The book has been selling out in both general interest and gay bookstores. Locally, Borders in Towson sold out of its first shipment of 60 copies and has re-ordered; Lambda Rising, a gay bookstore in downtown Baltimore, similarly sold out its first 50 copies.
Worthy of praise
Rather than being criticized for marketing his story, Mr. Louganis should be praised for furthering the public discourse, AIDS educators say.

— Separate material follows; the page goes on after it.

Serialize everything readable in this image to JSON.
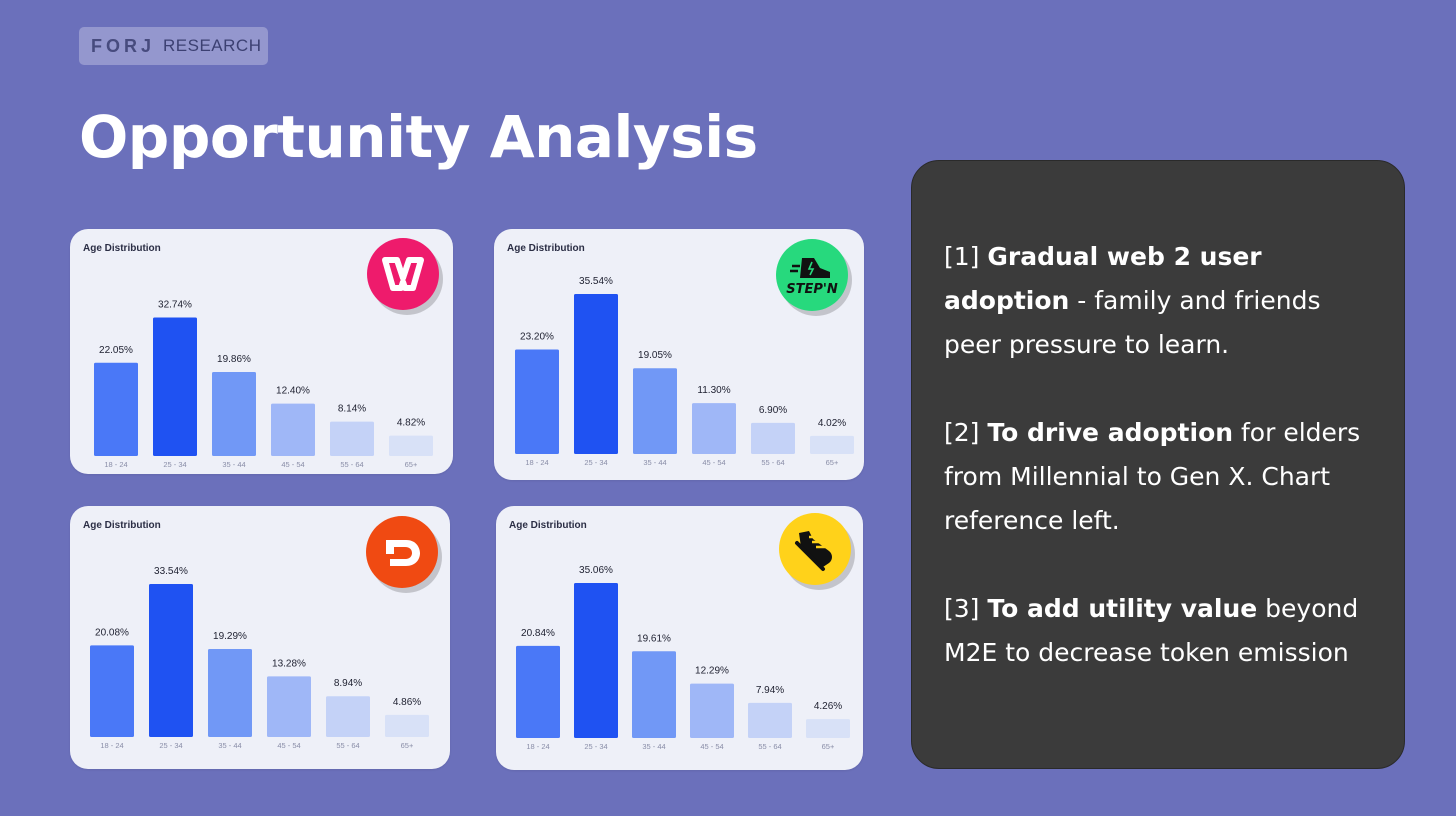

"We haven't done enough of a marketing job on HIV and AIDS," said Dr. Alfred Saah, an epidemiologist with the Johns Hopkins School of Public Health. "It's awfully difficult to condemn or indict him for coming out and publishing a book."
Mr. Louganis began collaborating on his autobiography with author and former TV producer Eric Marcus, whom he met through mutual friends, about a year ago. After a lifetime of keeping secrets, working on the book was like opening a spigot.
"When I started working with him, he could not talk about these things in public, he could barely talk about it to me in private," said Mr. Marcus, whose books include an oral history of the gay rights movement.
Mr. Marcus also thought he would be working on a book about a stellar athlete who decided in his mid-30s to finally come out of the closet. "I thought it would be this happy story," he said.
Instead, in the first of what would become 60 hours worth of taped interviews, Mr. Louganis revealed his lover had died of AIDS and he too was HIV positive. "I knelt down by the chair he was sitting in, and we had our first cry together. It was hardly the last one," Mr. Marcus said.
His friends say coming out has lifted a great burden from him. And, indeed, at his appearances, he comes across as a happy person: Wearing a pink triangle earring on his right ear and a dangling gold one on his left, Mr. Louganis was full of smiles at his Maryland appearances. He is asked about messages to the youth of America, about what else he'll do to increase public awareness.
"You learn and you grow. Life's a journey," he said. "And I've had a pretty incredible journey."